Wenn Angela Merkel zittert, wird sie schon ihre Gründe dafür haben. Kein Grund, sich in wilden Spekulationen zu verlieren.

  • Von Lee Wiegand
  • Lesedauer: 3 Min.

Eine Frau beginnt zu zittern. Gründe, um zu zittern, gibt es auf dieser Welt wahrlich genug: Manchmal treibt der eigene Kreislauf einen Schabernack, weil man zu wenig getrunken hat und zu lange in der Sonne stand; man war zu lange wach oder hat zu viel gearbeitet. Manchmal zittert man vor Schreck, weil man sich die angsteinflößende Weltlage zu schonungslos vor Augen geführt hat, oder, weil man 64 Jahre alt ist und das ein Alter ist, in dem man guten Gewissens einmal zittern darf.

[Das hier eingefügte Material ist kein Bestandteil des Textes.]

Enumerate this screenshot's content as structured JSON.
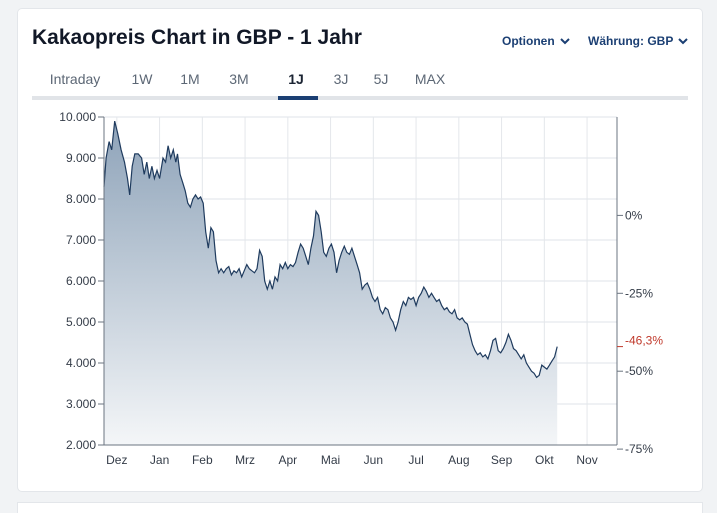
{
  "title": "Kakaopreis Chart in GBP - 1 Jahr",
  "controls": {
    "options_label": "Optionen",
    "currency_label": "Währung: GBP"
  },
  "tabs": [
    {
      "label": "Intraday",
      "active": false
    },
    {
      "label": "1W",
      "active": false
    },
    {
      "label": "1M",
      "active": false
    },
    {
      "label": "3M",
      "active": false
    },
    {
      "label": "1J",
      "active": true
    },
    {
      "label": "3J",
      "active": false
    },
    {
      "label": "5J",
      "active": false
    },
    {
      "label": "MAX",
      "active": false
    }
  ],
  "colors": {
    "line": "#1f3b5e",
    "area_top": "#8ea3b9",
    "area_bottom": "#f4f6f8",
    "accent": "#1b3f73",
    "current_change": "#c0392b"
  },
  "chart_data": {
    "type": "area",
    "ylim": [
      2000,
      10000
    ],
    "y_ticks": [
      {
        "value": 10000,
        "label": "10.000"
      },
      {
        "value": 9000,
        "label": "9.000"
      },
      {
        "value": 8000,
        "label": "8.000"
      },
      {
        "value": 7000,
        "label": "7.000"
      },
      {
        "value": 6000,
        "label": "6.000"
      },
      {
        "value": 5000,
        "label": "5.000"
      },
      {
        "value": 4000,
        "label": "4.000"
      },
      {
        "value": 3000,
        "label": "3.000"
      },
      {
        "value": 2000,
        "label": "2.000"
      }
    ],
    "x_ticks": [
      "Dez",
      "Jan",
      "Feb",
      "Mrz",
      "Apr",
      "Mai",
      "Jun",
      "Jul",
      "Aug",
      "Sep",
      "Okt",
      "Nov"
    ],
    "x_range": [
      -0.3,
      11.7
    ],
    "right_axis": {
      "base_value": 7600,
      "ticks": [
        {
          "pct": 0,
          "label": "0%"
        },
        {
          "pct": -25,
          "label": "-25%"
        },
        {
          "pct": -50,
          "label": "-50%"
        },
        {
          "pct": -75,
          "label": "-75%"
        }
      ],
      "current_label": "-46,3%",
      "current_value": 4400
    },
    "series": [
      {
        "points": [
          [
            -0.3,
            8300
          ],
          [
            -0.25,
            9000
          ],
          [
            -0.18,
            9400
          ],
          [
            -0.12,
            9200
          ],
          [
            -0.05,
            9900
          ],
          [
            0.02,
            9600
          ],
          [
            0.1,
            9200
          ],
          [
            0.18,
            8900
          ],
          [
            0.25,
            8500
          ],
          [
            0.3,
            8100
          ],
          [
            0.36,
            8800
          ],
          [
            0.42,
            9100
          ],
          [
            0.5,
            9100
          ],
          [
            0.58,
            9000
          ],
          [
            0.64,
            8600
          ],
          [
            0.7,
            8900
          ],
          [
            0.76,
            8500
          ],
          [
            0.82,
            8800
          ],
          [
            0.88,
            8500
          ],
          [
            0.94,
            8700
          ],
          [
            1.0,
            8500
          ],
          [
            1.08,
            9000
          ],
          [
            1.14,
            8900
          ],
          [
            1.2,
            9300
          ],
          [
            1.26,
            9000
          ],
          [
            1.32,
            9200
          ],
          [
            1.38,
            8900
          ],
          [
            1.42,
            9100
          ],
          [
            1.48,
            8600
          ],
          [
            1.54,
            8400
          ],
          [
            1.6,
            8200
          ],
          [
            1.66,
            7900
          ],
          [
            1.72,
            7800
          ],
          [
            1.78,
            8000
          ],
          [
            1.84,
            8100
          ],
          [
            1.9,
            8000
          ],
          [
            1.96,
            8050
          ],
          [
            2.02,
            7900
          ],
          [
            2.08,
            7200
          ],
          [
            2.14,
            6800
          ],
          [
            2.2,
            7300
          ],
          [
            2.26,
            7200
          ],
          [
            2.32,
            6500
          ],
          [
            2.38,
            6200
          ],
          [
            2.44,
            6300
          ],
          [
            2.5,
            6200
          ],
          [
            2.56,
            6300
          ],
          [
            2.62,
            6350
          ],
          [
            2.68,
            6150
          ],
          [
            2.74,
            6250
          ],
          [
            2.8,
            6200
          ],
          [
            2.86,
            6300
          ],
          [
            2.92,
            6100
          ],
          [
            2.98,
            6250
          ],
          [
            3.04,
            6400
          ],
          [
            3.1,
            6300
          ],
          [
            3.16,
            6250
          ],
          [
            3.22,
            6200
          ],
          [
            3.28,
            6300
          ],
          [
            3.34,
            6750
          ],
          [
            3.4,
            6600
          ],
          [
            3.46,
            6000
          ],
          [
            3.52,
            5800
          ],
          [
            3.58,
            6000
          ],
          [
            3.64,
            5800
          ],
          [
            3.7,
            6100
          ],
          [
            3.76,
            6000
          ],
          [
            3.82,
            6400
          ],
          [
            3.88,
            6300
          ],
          [
            3.94,
            6450
          ],
          [
            4.0,
            6300
          ],
          [
            4.06,
            6400
          ],
          [
            4.12,
            6350
          ],
          [
            4.18,
            6450
          ],
          [
            4.24,
            6700
          ],
          [
            4.3,
            6900
          ],
          [
            4.36,
            6800
          ],
          [
            4.42,
            6600
          ],
          [
            4.48,
            6400
          ],
          [
            4.54,
            6800
          ],
          [
            4.6,
            7100
          ],
          [
            4.66,
            7700
          ],
          [
            4.72,
            7600
          ],
          [
            4.78,
            7200
          ],
          [
            4.84,
            6700
          ],
          [
            4.9,
            6600
          ],
          [
            4.96,
            6800
          ],
          [
            5.02,
            6900
          ],
          [
            5.08,
            6700
          ],
          [
            5.14,
            6200
          ],
          [
            5.2,
            6500
          ],
          [
            5.26,
            6700
          ],
          [
            5.32,
            6850
          ],
          [
            5.38,
            6700
          ],
          [
            5.44,
            6650
          ],
          [
            5.5,
            6800
          ],
          [
            5.56,
            6600
          ],
          [
            5.62,
            6400
          ],
          [
            5.68,
            6200
          ],
          [
            5.74,
            5800
          ],
          [
            5.8,
            5900
          ],
          [
            5.86,
            5950
          ],
          [
            5.92,
            5800
          ],
          [
            5.98,
            5600
          ],
          [
            6.04,
            5500
          ],
          [
            6.1,
            5600
          ],
          [
            6.16,
            5300
          ],
          [
            6.22,
            5200
          ],
          [
            6.28,
            5350
          ],
          [
            6.34,
            5300
          ],
          [
            6.4,
            5100
          ],
          [
            6.46,
            5000
          ],
          [
            6.52,
            4800
          ],
          [
            6.58,
            5000
          ],
          [
            6.64,
            5300
          ],
          [
            6.7,
            5500
          ],
          [
            6.76,
            5400
          ],
          [
            6.82,
            5600
          ],
          [
            6.88,
            5550
          ],
          [
            6.94,
            5600
          ],
          [
            7.0,
            5400
          ],
          [
            7.06,
            5600
          ],
          [
            7.12,
            5700
          ],
          [
            7.18,
            5850
          ],
          [
            7.24,
            5750
          ],
          [
            7.3,
            5600
          ],
          [
            7.36,
            5700
          ],
          [
            7.42,
            5600
          ],
          [
            7.48,
            5500
          ],
          [
            7.54,
            5550
          ],
          [
            7.6,
            5400
          ],
          [
            7.66,
            5300
          ],
          [
            7.72,
            5350
          ],
          [
            7.78,
            5250
          ],
          [
            7.84,
            5200
          ],
          [
            7.9,
            5300
          ],
          [
            7.96,
            5100
          ],
          [
            8.02,
            5050
          ],
          [
            8.08,
            5100
          ],
          [
            8.14,
            5000
          ],
          [
            8.2,
            4950
          ],
          [
            8.26,
            4700
          ],
          [
            8.32,
            4450
          ],
          [
            8.38,
            4300
          ],
          [
            8.44,
            4200
          ],
          [
            8.5,
            4250
          ],
          [
            8.56,
            4150
          ],
          [
            8.62,
            4200
          ],
          [
            8.68,
            4100
          ],
          [
            8.74,
            4300
          ],
          [
            8.8,
            4550
          ],
          [
            8.86,
            4600
          ],
          [
            8.92,
            4300
          ],
          [
            8.98,
            4250
          ],
          [
            9.04,
            4350
          ],
          [
            9.1,
            4500
          ],
          [
            9.16,
            4700
          ],
          [
            9.22,
            4550
          ],
          [
            9.28,
            4350
          ],
          [
            9.34,
            4300
          ],
          [
            9.4,
            4200
          ],
          [
            9.46,
            4100
          ],
          [
            9.52,
            4200
          ],
          [
            9.58,
            4000
          ],
          [
            9.64,
            3900
          ],
          [
            9.7,
            3800
          ],
          [
            9.76,
            3750
          ],
          [
            9.82,
            3650
          ],
          [
            9.88,
            3700
          ],
          [
            9.94,
            3950
          ],
          [
            10.0,
            3900
          ],
          [
            10.06,
            3850
          ],
          [
            10.12,
            3950
          ],
          [
            10.18,
            4050
          ],
          [
            10.24,
            4150
          ],
          [
            10.3,
            4400
          ]
        ]
      }
    ]
  }
}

Also: Wer zittert, wird schon seine Gründe haben, aber von Belang sind sie nicht. Selbstverständlich darf man mit ernst gemeinter Sorge fragen, ob alles in Ordnung ist, und man darf sagen: »Ich hoffe, es ist nichts Ernstes!«

Im Großen und Ganzen ist es aber wirklich keine einzige Eilmeldung wert, nicht einmal eine Randnotiz, weil es eben nichts Außergewöhnliches ist, wenn jemand, warum auch immer, zittert.

Handelt es sich nun aber nicht um eine gewöhnliche Frau, sondern um die Kanzlerin der Bundesrepublik Deutschland, von manchen angesehen als die mächtigste Frau der Welt, überschlagen sich nicht nur die Meldungen über den Fakt, dass sie halt gezittert hat, sondern sogleich auch die wildesten Spekulationen über die Ursachen des Zitterns.

An der Spitze selbstverständlich die altbekannte Sensationslust des Boulevards. Aber auch an den »seriösen« Medien ist nicht vorbeigegangen, dass es im 21. Jahrhundert um Likes, Shares und Klicks geht, und je skandalöser die Berichterstattung (jeder in seinem Maß), desto mehr Likes, Shares und Klicks gibt es von denen, die nicht mehr informiert werden wollen, sondern unterhalten. Und die schlimmsten Krankheiten unterhalten eben besser als die simplen, glaubwürdigeren Erklärungen.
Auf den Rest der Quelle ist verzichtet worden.